Sarah Moss’s new novel is yet another work of lyrical realism. For a framing device, an italicised and whimsical prologue set in the future. For a story, newlyweds Tom and Ally, separated for six months in the 1880s when hubby goes to Japan. Chapters alternate. Worlds are juxtaposed. Narration is in the present tense – for immediacy or ease? It would seem that things will end badly, but the prologue told us otherwise. At the very last moment this promise is fulfilled. We return to italics for an epilogue.
This might lead one to think that the reader is in for a jading; incredibly, this is not the case. Ally is a recently qualified doctor (one of the first women to be able to take a medical degree) who married late at thirty. Tom is an engineer sent to Japan to lend his expertise to a lighthouse-building project there, while Ally remains behind to put hers to use in a lunatic asylum in Cornwall. This proves the more outlandish path. Tom’s chapters chart how his awkwardness as an uncivilised European in Japan turns to a love of the country and a forgetfulness of his wife; Ally’s follow her painful retreat from battles fought for her career and for her sanity. Choices are just arbitrary enough to suffuse the narrative with a gratifying appearance of autonomy. Characterisation is excellent and the depiction of growing madness defies quotation. Really, this is a sequel to the equally substantial Bodies of Light (2014), and although it can stand alone it will be still better appreciated alongside the story of Ally’s genesis, childhood and medical training.
There are a handful of over-significant chapter endings in the second half – two women say goodbye in a hallway ‘as in the fanlight the clouds drift past the moon’ – but most of the writing is tight and unsentimental, even tough: ‘He does not want to go home. He does not know his wife, not really, not any more. He remembers her breasts in his hands and the smoothness of her back, remembers the satisfaction of entering her at last and then again and again those weeks after the wedding, but any woman has breasts and a back and a place to enter … He does not quite remember why they are married.’

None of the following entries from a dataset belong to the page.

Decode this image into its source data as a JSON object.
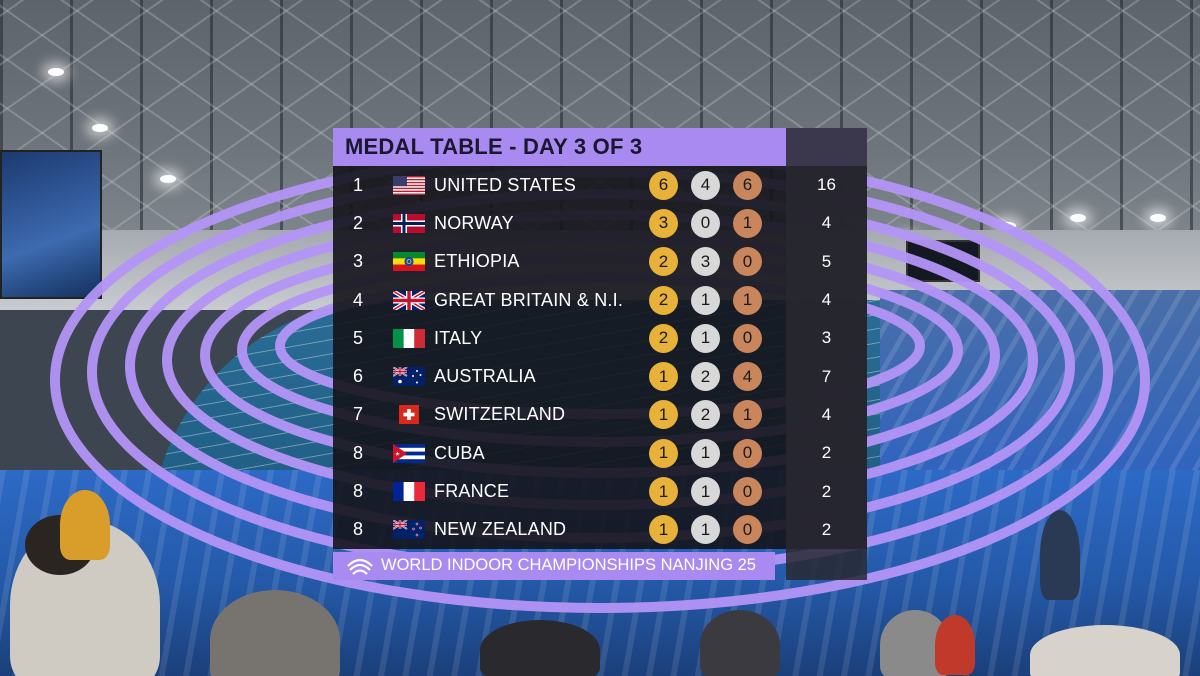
{
  "header": {
    "title": "MEDAL TABLE - DAY 3 OF 3"
  },
  "footer": {
    "event": "WORLD INDOOR CHAMPIONSHIPS NANJING 25",
    "logo_icon": "championship-logo-icon"
  },
  "colors": {
    "accent_purple": "#a98af0",
    "gold": "#e8b23a",
    "silver": "#d8d8d8",
    "bronze": "#c9865c",
    "panel": "#14141a"
  },
  "rows": [
    {
      "rank": "1",
      "country": "UNITED STATES",
      "flag": "flag-usa-icon",
      "gold": "6",
      "silver": "4",
      "bronze": "6",
      "total": "16"
    },
    {
      "rank": "2",
      "country": "NORWAY",
      "flag": "flag-norway-icon",
      "gold": "3",
      "silver": "0",
      "bronze": "1",
      "total": "4"
    },
    {
      "rank": "3",
      "country": "ETHIOPIA",
      "flag": "flag-ethiopia-icon",
      "gold": "2",
      "silver": "3",
      "bronze": "0",
      "total": "5"
    },
    {
      "rank": "4",
      "country": "GREAT BRITAIN & N.I.",
      "flag": "flag-great-britain-icon",
      "gold": "2",
      "silver": "1",
      "bronze": "1",
      "total": "4"
    },
    {
      "rank": "5",
      "country": "ITALY",
      "flag": "flag-italy-icon",
      "gold": "2",
      "silver": "1",
      "bronze": "0",
      "total": "3"
    },
    {
      "rank": "6",
      "country": "AUSTRALIA",
      "flag": "flag-australia-icon",
      "gold": "1",
      "silver": "2",
      "bronze": "4",
      "total": "7"
    },
    {
      "rank": "7",
      "country": "SWITZERLAND",
      "flag": "flag-switzerland-icon",
      "gold": "1",
      "silver": "2",
      "bronze": "1",
      "total": "4"
    },
    {
      "rank": "8",
      "country": "CUBA",
      "flag": "flag-cuba-icon",
      "gold": "1",
      "silver": "1",
      "bronze": "0",
      "total": "2"
    },
    {
      "rank": "8",
      "country": "FRANCE",
      "flag": "flag-france-icon",
      "gold": "1",
      "silver": "1",
      "bronze": "0",
      "total": "2"
    },
    {
      "rank": "8",
      "country": "NEW ZEALAND",
      "flag": "flag-new-zealand-icon",
      "gold": "1",
      "silver": "1",
      "bronze": "0",
      "total": "2"
    }
  ]
}
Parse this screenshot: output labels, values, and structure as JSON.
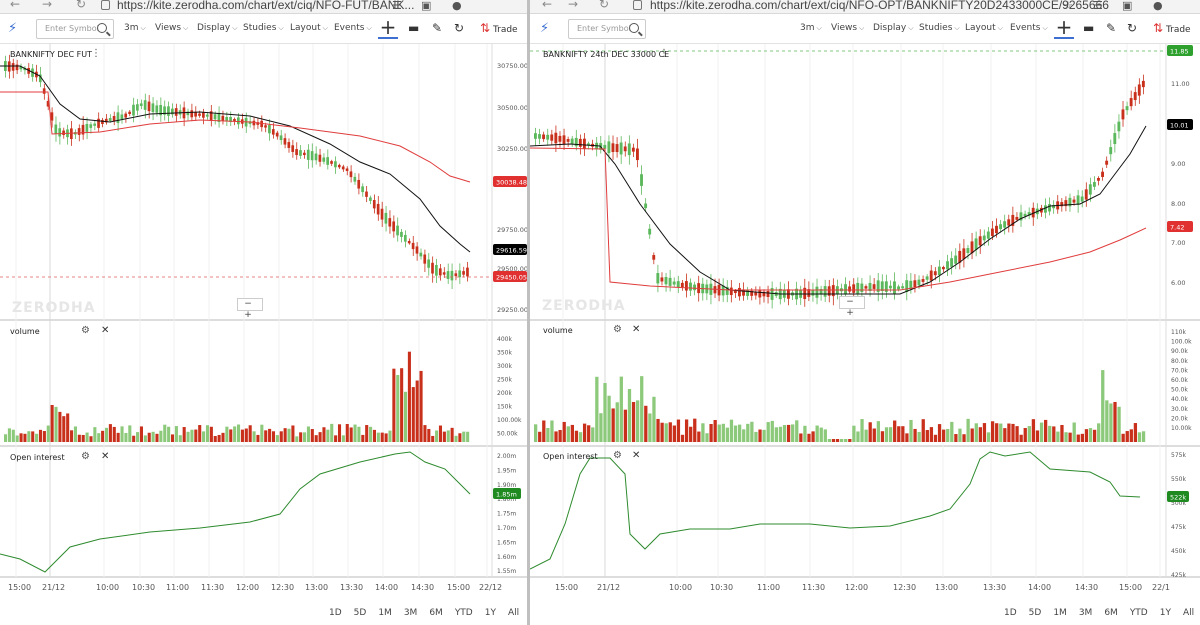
{
  "left": {
    "url": "https://kite.zerodha.com/chart/ext/ciq/NFO-FUT/BANK...",
    "symbol_placeholder": "Enter Symbol",
    "menu": [
      "3m",
      "Views",
      "Display",
      "Studies",
      "Layout",
      "Events"
    ],
    "trade_label": "Trade",
    "symbol": "BANKNIFTY DEC FUT",
    "watermark": "ZERODHA",
    "zoom_label": "− +",
    "volume_label": "volume",
    "oi_label": "Open interest",
    "price_axis": [
      "30750.00",
      "30500.00",
      "30250.00",
      "29750.00",
      "29500.00",
      "29250.00"
    ],
    "price_badges": [
      {
        "value": "30038.48",
        "color": "#e03030"
      },
      {
        "value": "29616.59",
        "color": "#000000"
      },
      {
        "value": "29450.05",
        "color": "#e03030"
      }
    ],
    "volume_axis": [
      "400k",
      "350k",
      "300k",
      "250k",
      "200k",
      "150k",
      "100.00k",
      "50.00k"
    ],
    "oi_axis": [
      "2.00m",
      "1.95m",
      "1.90m",
      "1.80m",
      "1.75m",
      "1.70m",
      "1.65m",
      "1.60m",
      "1.55m"
    ],
    "oi_badge": {
      "value": "1.85m",
      "color": "#1f8a1f"
    },
    "time_axis": [
      "15:00",
      "21/12",
      "10:00",
      "10:30",
      "11:00",
      "11:30",
      "12:00",
      "12:30",
      "13:00",
      "13:30",
      "14:00",
      "14:30",
      "15:00",
      "22/12"
    ],
    "ranges": [
      "1D",
      "5D",
      "1M",
      "3M",
      "6M",
      "YTD",
      "1Y",
      "All"
    ]
  },
  "right": {
    "url": "https://kite.zerodha.com/chart/ext/ciq/NFO-OPT/BANKNIFTY20D2433000CE/9265666",
    "symbol_placeholder": "Enter Symbol",
    "menu": [
      "3m",
      "Views",
      "Display",
      "Studies",
      "Layout",
      "Events"
    ],
    "trade_label": "Trade",
    "symbol": "BANKNIFTY 24th DEC 33000 CE",
    "watermark": "ZERODHA",
    "zoom_label": "− +",
    "volume_label": "volume",
    "oi_label": "Open interest",
    "price_axis": [
      "11.00",
      "9.00",
      "8.00",
      "7.00",
      "6.00"
    ],
    "price_badges": [
      {
        "value": "11.85",
        "color": "#2ea02e"
      },
      {
        "value": "10.01",
        "color": "#000000"
      },
      {
        "value": "7.42",
        "color": "#e03030"
      }
    ],
    "volume_axis": [
      "110k",
      "100.0k",
      "90.0k",
      "80.0k",
      "70.0k",
      "60.0k",
      "50.0k",
      "40.0k",
      "30.0k",
      "20.0k",
      "10.00k"
    ],
    "oi_axis": [
      "575k",
      "550k",
      "500k",
      "475k",
      "450k",
      "425k"
    ],
    "oi_badge": {
      "value": "522k",
      "color": "#1f8a1f"
    },
    "time_axis": [
      "15:00",
      "21/12",
      "10:00",
      "10:30",
      "11:00",
      "11:30",
      "12:00",
      "12:30",
      "13:00",
      "13:30",
      "14:00",
      "14:30",
      "15:00",
      "22/1"
    ],
    "ranges": [
      "1D",
      "5D",
      "1M",
      "3M",
      "6M",
      "YTD",
      "1Y",
      "All"
    ]
  },
  "colors": {
    "up": "#5cb85c",
    "down": "#c9301c",
    "avg": "#111111",
    "vwap": "#e03c3c",
    "oi": "#2e8b2e",
    "accent": "#3d6fd1"
  }
}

Occasionally, Moss strikes an anachronistic note, as when Ally observes that a friend is ‘able to accept her manifest blessings without opening an existential account, and to do the work to which she is called without holding a running trial in her head.’ Indeed, I was sceptical at first that Ally should seem to have a psychology so recognisable today, but perhaps the greater error is in fact to attribute less complexity to our forebears. In any case, as Moss remarks elsewhere, historical novels are ‘far more about the readers’ and writer’s present than about the past’. What matters is that she gives us what Graham Greene called the ‘revealing phrase’ – and layers of portraiture ‘that will open a door on to yet another human existence’.